Answer
$(4k+3)(5k+8)$
Work Step by Step
$\bf{\text{Solution Outline:}}$
To factor the quadratic expression $ax^2+bx+c,$ find two numbers whose product is $ac$ and whose sum is $b$. Use these $2$ numbers to decompose the middle term of the quadratic expression and then use factoring by grouping.

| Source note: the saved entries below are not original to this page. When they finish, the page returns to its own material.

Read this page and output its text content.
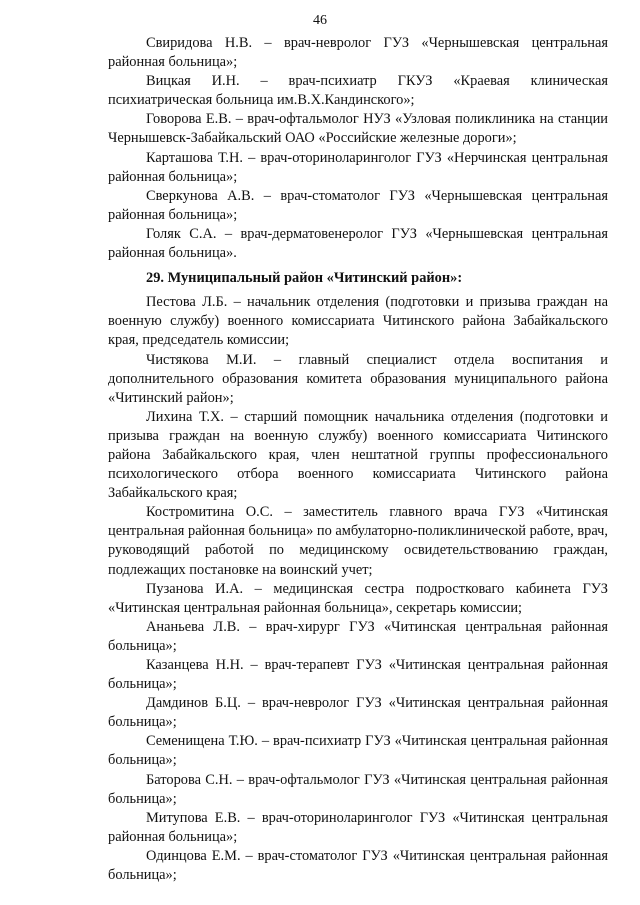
46

Свиридова Н.В. – врач-невролог ГУЗ «Чернышевская центральная районная больница»;

Вицкая И.Н. – врач-психиатр ГКУЗ «Краевая клиническая психиатрическая больница им.В.Х.Кандинского»;

Говорова Е.В. – врач-офтальмолог НУЗ «Узловая поликлиника на станции Чернышевск-Забайкальский ОАО «Российские железные дороги»;

Карташова Т.Н. – врач-оториноларинголог ГУЗ «Нерчинская центральная районная больница»;

Сверкунова А.В. – врач-стоматолог ГУЗ «Чернышевская центральная районная больница»;

Голяк С.А. – врач-дерматовенеролог ГУЗ «Чернышевская центральная районная больница».

29. Муниципальный район «Читинский район»:

Пестова Л.Б. – начальник отделения (подготовки и призыва граждан на военную службу) военного комиссариата Читинского района Забайкальского края, председатель комиссии;

Чистякова М.И. – главный специалист отдела воспитания и дополнительного образования комитета образования муниципального района «Читинский район»;

Лихина Т.Х. – старший помощник начальника отделения (подготовки и призыва граждан на военную службу) военного комиссариата Читинского района Забайкальского края, член нештатной группы профессионального психологического отбора военного комиссариата Читинского района Забайкальского края;

Костромитина О.С. – заместитель главного врача ГУЗ «Читинская центральная районная больница» по амбулаторно-поликлинической работе, врач, руководящий работой по медицинскому освидетельствованию граждан, подлежащих постановке на воинский учет;

Пузанова И.А. – медицинская сестра подростковаго кабинета ГУЗ «Читинская центральная районная больница», секретарь комиссии;

Ананьева Л.В. – врач-хирург ГУЗ «Читинская центральная районная больница»;

Казанцева Н.Н. – врач-терапевт ГУЗ «Читинская центральная районная больница»;

Дамдинов Б.Ц. – врач-невролог ГУЗ «Читинская центральная районная больница»;

Семенищена Т.Ю. – врач-психиатр ГУЗ «Читинская центральная районная больница»;

Баторова С.Н. – врач-офтальмолог ГУЗ «Читинская центральная районная больница»;

Митупова Е.В. – врач-оториноларинголог ГУЗ «Читинская центральная районная больница»;

Одинцова Е.М. – врач-стоматолог ГУЗ «Читинская центральная районная больница»;
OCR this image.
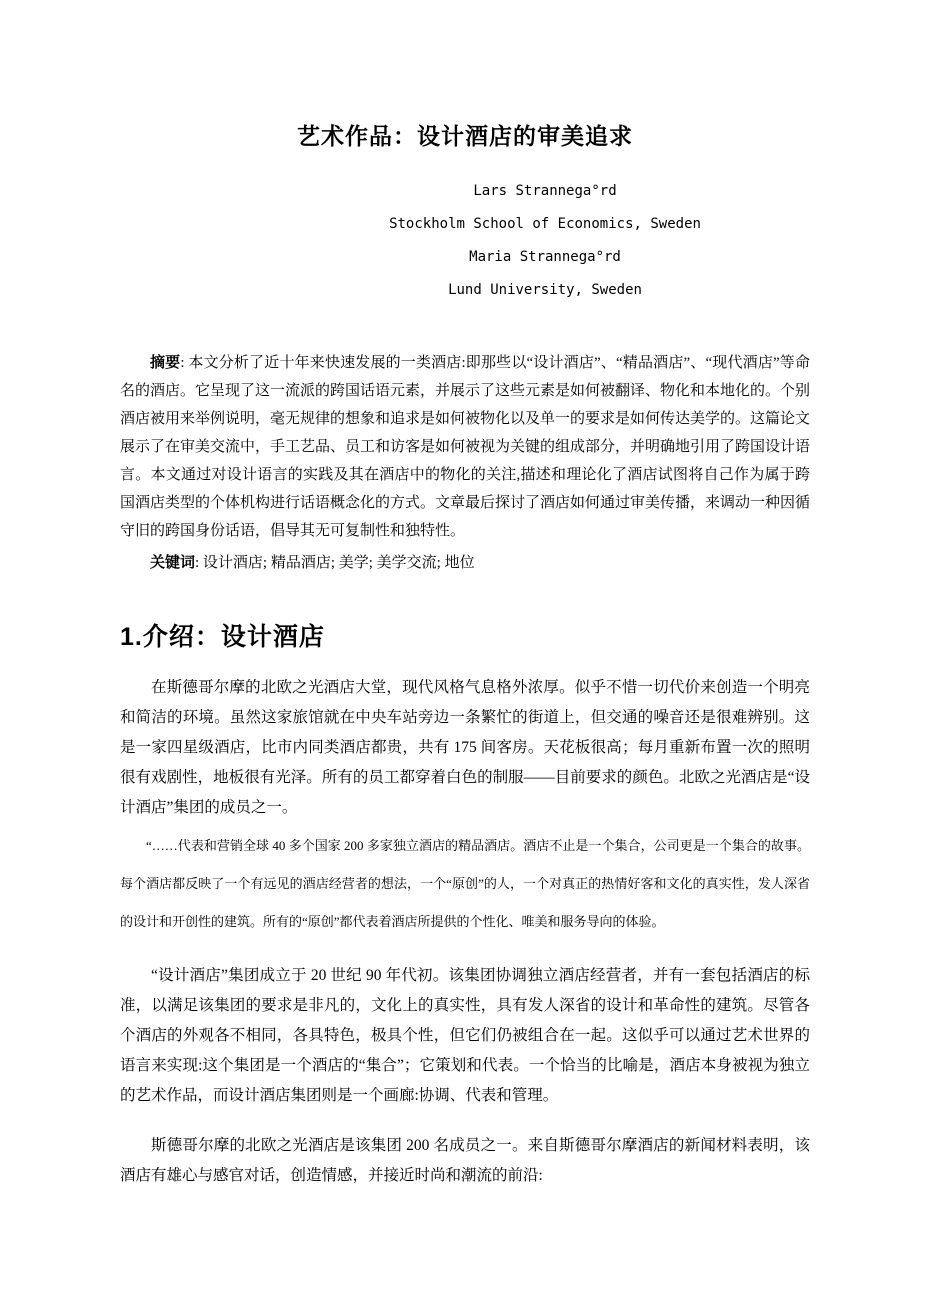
艺术作品：设计酒店的审美追求
Lars Strannega°rd
Stockholm School of Economics, Sweden
Maria Strannega°rd
Lund University, Sweden

摘要: 本文分析了近十年来快速发展的一类酒店:即那些以“设计酒店”、“精品酒店”、“现代酒店”等命名的酒店。它呈现了这一流派的跨国话语元素，并展示了这些元素是如何被翻译、物化和本地化的。个别酒店被用来举例说明，毫无规律的想象和追求是如何被物化以及单一的要求是如何传达美学的。这篇论文展示了在审美交流中，手工艺品、员工和访客是如何被视为关键的组成部分，并明确地引用了跨国设计语言。本文通过对设计语言的实践及其在酒店中的物化的关注,描述和理论化了酒店试图将自己作为属于跨国酒店类型的个体机构进行话语概念化的方式。文章最后探讨了酒店如何通过审美传播，来调动一种因循守旧的跨国身份话语，倡导其无可复制性和独特性。

关键词: 设计酒店; 精品酒店; 美学; 美学交流; 地位

1.介绍：设计酒店

在斯德哥尔摩的北欧之光酒店大堂，现代风格气息格外浓厚。似乎不惜一切代价来创造一个明亮和简洁的环境。虽然这家旅馆就在中央车站旁边一条繁忙的街道上，但交通的噪音还是很难辨别。这是一家四星级酒店，比市内同类酒店都贵，共有 175 间客房。天花板很高；每月重新布置一次的照明很有戏剧性，地板很有光泽。所有的员工都穿着白色的制服——目前要求的颜色。北欧之光酒店是“设计酒店”集团的成员之一。

“……代表和营销全球 40 多个国家 200 多家独立酒店的精品酒店。酒店不止是一个集合，公司更是一个集合的故事。每个酒店都反映了一个有远见的酒店经营者的想法，一个“原创”的人，一个对真正的热情好客和文化的真实性，发人深省的设计和开创性的建筑。所有的“原创”都代表着酒店所提供的个性化、唯美和服务导向的体验。

“设计酒店”集团成立于 20 世纪 90 年代初。该集团协调独立酒店经营者，并有一套包括酒店的标准，以满足该集团的要求是非凡的，文化上的真实性，具有发人深省的设计和革命性的建筑。尽管各个酒店的外观各不相同，各具特色，极具个性，但它们仍被组合在一起。这似乎可以通过艺术世界的语言来实现:这个集团是一个酒店的“集合”；它策划和代表。一个恰当的比喻是，酒店本身被视为独立的艺术作品，而设计酒店集团则是一个画廊:协调、代表和管理。

斯德哥尔摩的北欧之光酒店是该集团 200 名成员之一。来自斯德哥尔摩酒店的新闻材料表明，该酒店有雄心与感官对话，创造情感，并接近时尚和潮流的前沿:
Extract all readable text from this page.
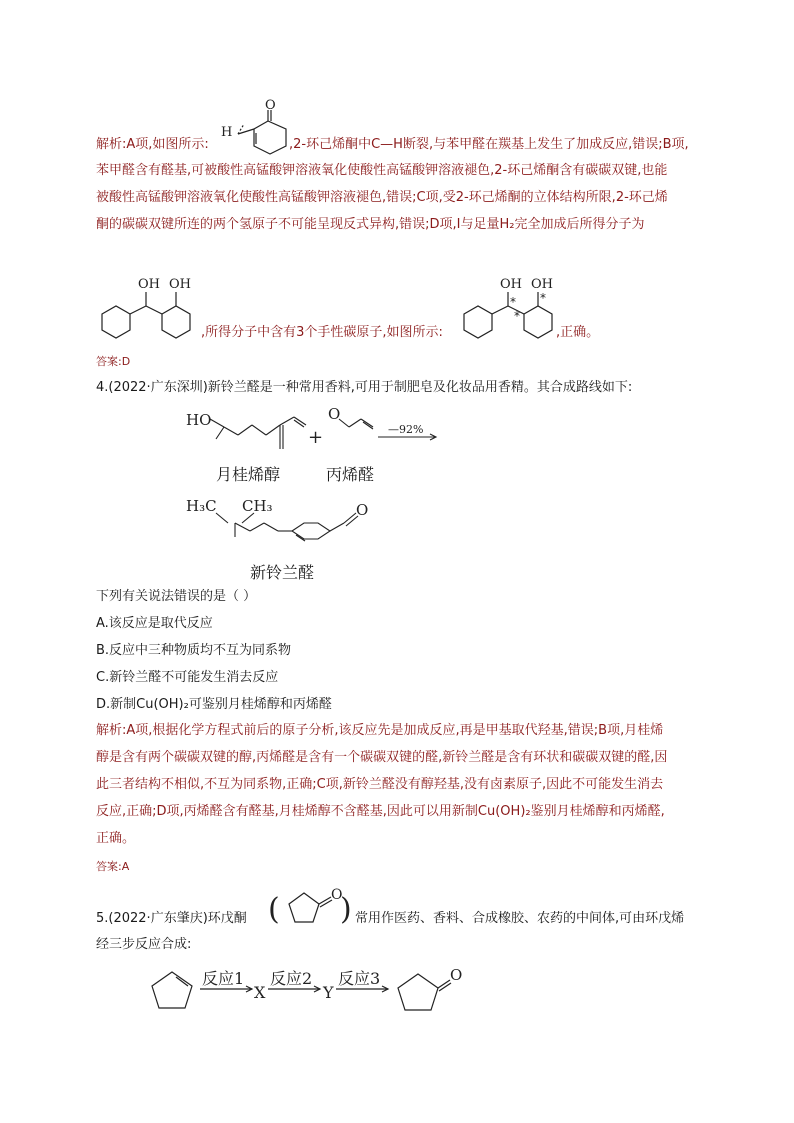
解析:A项,如图所示:
H
O
,2-环己烯酮中C—H断裂,与苯甲醛在羰基上发生了加成反应,错误;B项,
苯甲醛含有醛基,可被酸性高锰酸钾溶液氧化使酸性高锰酸钾溶液褪色,2-环己烯酮含有碳碳双键,也能
被酸性高锰酸钾溶液氧化使酸性高锰酸钾溶液褪色,错误;C项,受2-环己烯酮的立体结构所限,2-环己烯
酮的碳碳双键所连的两个氢原子不可能呈现反式异构,错误;D项,Ⅰ与足量H₂完全加成后所得分子为
OH OH
,所得分子中含有3个手性碳原子,如图所示:
OH OH
* *
*
,正确。
答案:D
4.(2022·广东深圳)新铃兰醛是一种常用香料,可用于制肥皂及化妆品用香精。其合成路线如下:
HO	O
+	—92%
月桂烯醇	丙烯醛
H₃C CH₃	O
新铃兰醛
下列有关说法错误的是（ ）
A.该反应是取代反应
B.反应中三种物质均不互为同系物
C.新铃兰醛不可能发生消去反应
D.新制Cu(OH)₂可鉴别月桂烯醇和丙烯醛
解析:A项,根据化学方程式前后的原子分析,该反应先是加成反应,再是甲基取代羟基,错误;B项,月桂烯
醇是含有两个碳碳双键的醇,丙烯醛是含有一个碳碳双键的醛,新铃兰醛是含有环状和碳碳双键的醛,因
此三者结构不相似,不互为同系物,正确;C项,新铃兰醛没有醇羟基,没有卤素原子,因此不可能发生消去
反应,正确;D项,丙烯醛含有醛基,月桂烯醇不含醛基,因此可以用新制Cu(OH)₂鉴别月桂烯醇和丙烯醛,
正确。
答案:A
5.(2022·广东肇庆)环戊酮 (	O
) 常用作医药、香料、合成橡胶、农药的中间体,可由环戊烯
经三步反应合成:
反应1
X
反应2
Y
反应3	O
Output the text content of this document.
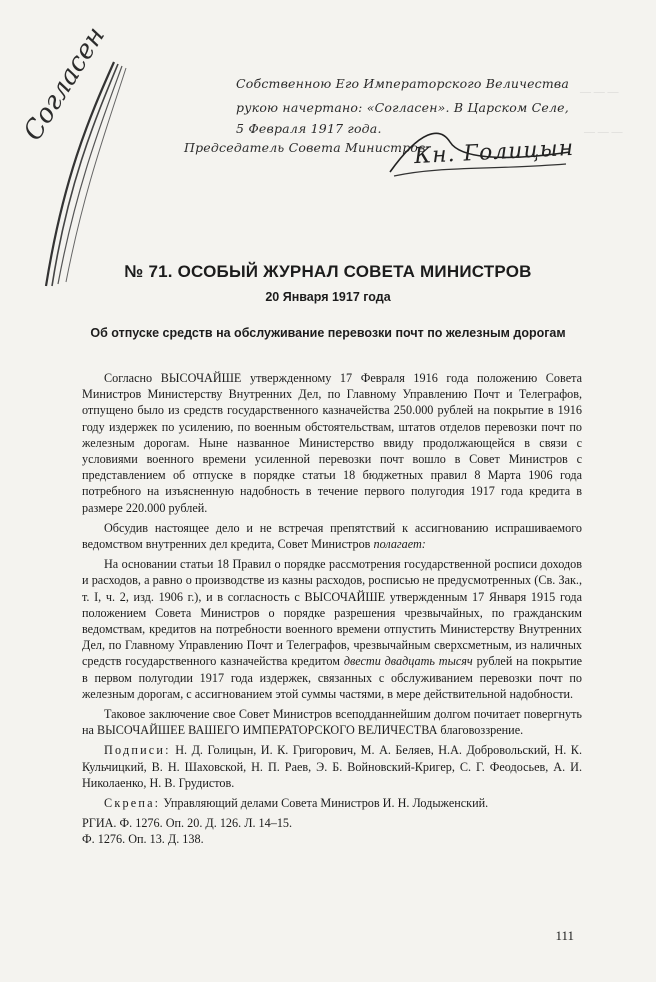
Согласен	— — —
— — —
Собственною Его Императорского Величества
рукою начертано: «Согласен». В Царском Селе,
5 Февраля 1917 года.
Председатель Совета Министров
Кн. Голицын
№ 71. ОСОБЫЙ ЖУРНАЛ СОВЕТА МИНИСТРОВ
20 Января 1917 года
Об отпуске средств на обслуживание перевозки почт по железным дорогам

Согласно ВЫСОЧАЙШЕ утвержденному 17 Февраля 1916 года положению Совета Министров Министерству Внутренних Дел, по Главному Управлению Почт и Телеграфов, отпущено было из средств государственного казначейства 250.000 рублей на покрытие в 1916 году издержек по усилению, по военным обстоятельствам, штатов отделов перевозки почт по железным дорогам. Ныне названное Министерство ввиду продолжающейся в связи с условиями военного времени усиленной перевозки почт вошло в Совет Министров с представлением об отпуске в порядке статьи 18 бюджетных правил 8 Марта 1906 года потребного на изъясненную надобность в течение первого полугодия 1917 года кредита в размере 220.000 рублей.

Обсудив настоящее дело и не встречая препятствий к ассигнованию испрашиваемого ведомством внутренних дел кредита, Совет Министров полагает:

На основании статьи 18 Правил о порядке рассмотрения государственной росписи доходов и расходов, а равно о производстве из казны расходов, росписью не предусмотренных (Св. Зак., т. I, ч. 2, изд. 1906 г.), и в согласность с ВЫСОЧАЙШЕ утвержденным 17 Января 1915 года положением Совета Министров о порядке разрешения чрезвычайных, по гражданским ведомствам, кредитов на потребности военного времени отпустить Министерству Внутренних Дел, по Главному Управлению Почт и Телеграфов, чрезвычайным сверхсметным, из наличных средств государственного казначейства кредитом двести двадцать тысяч рублей на покрытие в первом полугодии 1917 года издержек, связанных с обслуживанием перевозки почт по железным дорогам, с ассигнованием этой суммы частями, в мере действительной надобности.

Таковое заключение свое Совет Министров всеподданнейшим долгом почитает повергнуть на ВЫСОЧАЙШЕЕ ВАШЕГО ИМПЕРАТОРСКОГО ВЕЛИЧЕСТВА благовоззрение.

Подписи: Н. Д. Голицын, И. К. Григорович, М. А. Беляев, Н.А. Добровольский, Н. К. Кульчицкий, В. Н. Шаховской, Н. П. Раев, Э. Б. Войновский-Кригер, С. Г. Феодосьев, А. И. Николаенко, Н. В. Грудистов.

Скрепа: Управляющий делами Совета Министров И. Н. Лодыженский.

РГИА. Ф. 1276. Оп. 20. Д. 126. Л. 14–15.

Ф. 1276. Оп. 13. Д. 138.

111
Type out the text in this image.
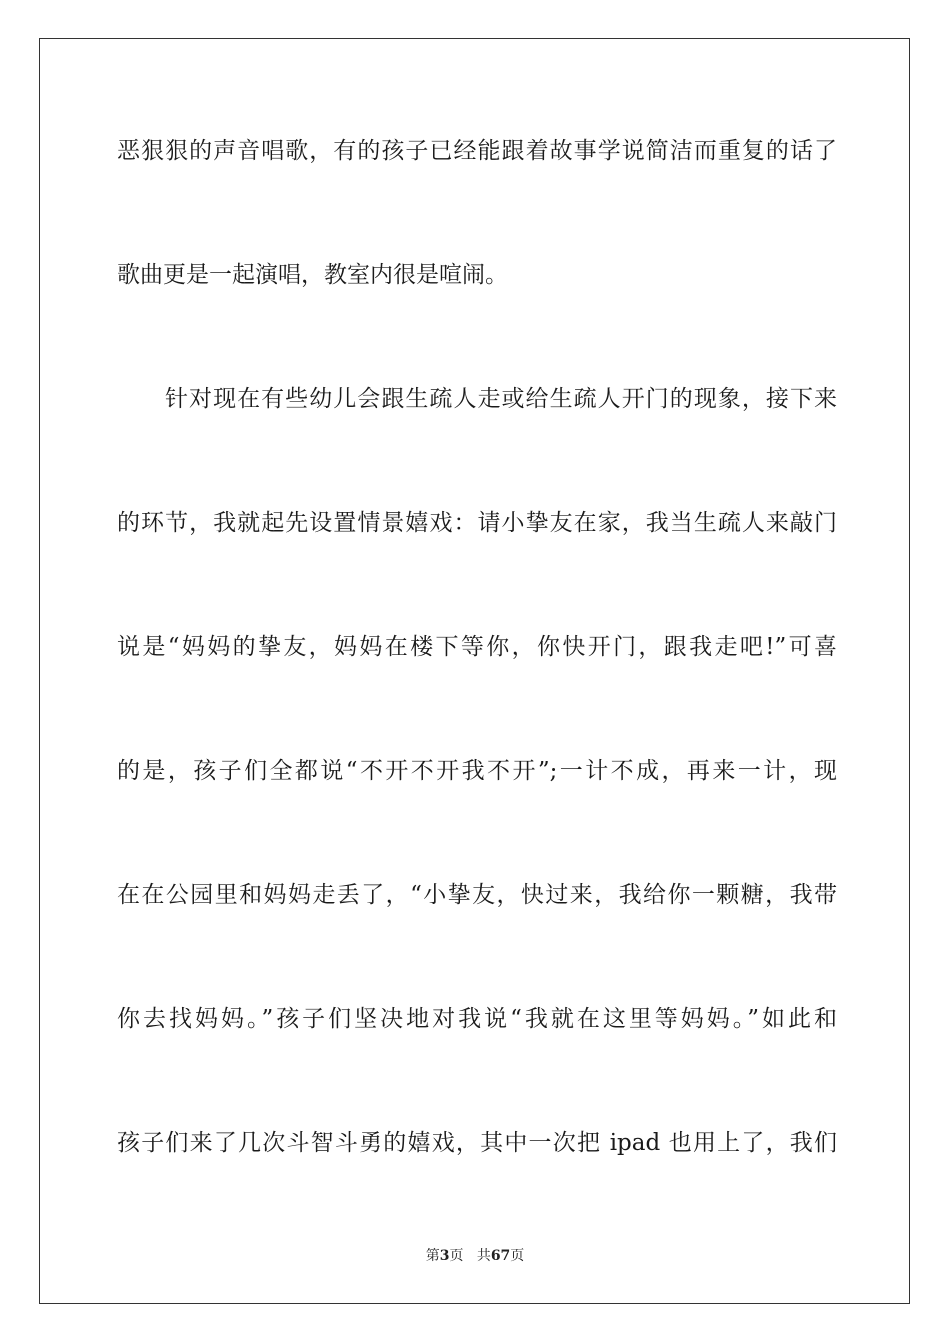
恶狠狠的声音唱歌，有的孩子已经能跟着故事学说简洁而重复的话了
歌曲更是一起演唱，教室内很是喧闹。
针对现在有些幼儿会跟生疏人走或给生疏人开门的现象，接下来
的环节，我就起先设置情景嬉戏：请小挚友在家，我当生疏人来敲门
说是“妈妈的挚友，妈妈在楼下等你，你快开门，跟我走吧!”可喜
的是，孩子们全都说“不开不开我不开”;一计不成，再来一计，现
在在公园里和妈妈走丢了，“小挚友，快过来，我给你一颗糖，我带
你去找妈妈。”孩子们坚决地对我说“我就在这里等妈妈。”如此和
孩子们来了几次斗智斗勇的嬉戏，其中一次把 ipad 也用上了，我们
第3页 共67页
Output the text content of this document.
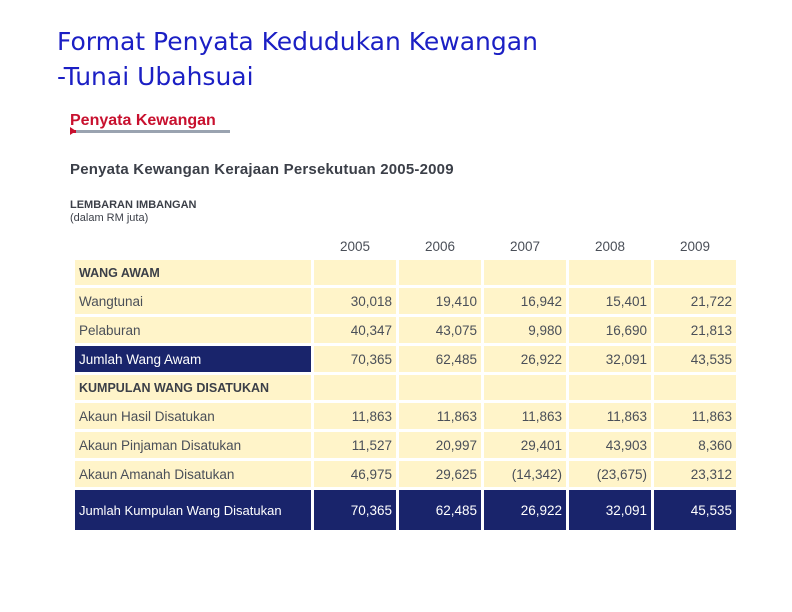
Format Penyata Kedudukan Kewangan
-Tunai Ubahsuai
Penyata Kewangan
Penyata Kewangan Kerajaan Persekutuan 2005-2009
LEMBARAN IMBANGAN
(dalam RM juta)
	2005	2006	2007	2008	2009
WANG AWAM					
Wangtunai	30,018	19,410	16,942	15,401	21,722
Pelaburan	40,347	43,075	9,980	16,690	21,813
Jumlah Wang Awam	70,365	62,485	26,922	32,091	43,535
KUMPULAN WANG DISATUKAN					
Akaun Hasil Disatukan	11,863	11,863	11,863	11,863	11,863
Akaun Pinjaman Disatukan	11,527	20,997	29,401	43,903	8,360
Akaun Amanah Disatukan	46,975	29,625	(14,342)	(23,675)	23,312
Jumlah Kumpulan Wang Disatukan	70,365	62,485	26,922	32,091	45,535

$\bf{\text{Solution Details:}}$
In the given expression, $
20k^2+47k+24
,$ the value of $ac$ is $
20(24)=480
$ and the value of $b$ is $
47
.$ The $2$ numbers that have a product $ac$ and a sum of $b$ are $\{
15,32
\}.$ Using these $2$ numbers to decompose the middle term of the given expression results to
\begin{array}{l}\require{cancel}
20k^2+15k+32k+24
.\end{array}
Grouping the first and third terms and the second and fourth terms, the given expression is equivalent to
\begin{array}{l}\require{cancel}
(20k^2+15k)+(32k+24)
.\end{array}
Factoring the $GCF$ in each group results to
\begin{array}{l}\require{cancel}
5k(4k+3)+8(4k+3)
.\end{array}
Factoring the $GCF=
(4k+3)
$ of the entire expression above results to
\begin{array}{l}\require{cancel}
(4k+3)(5k+8)
.\end{array}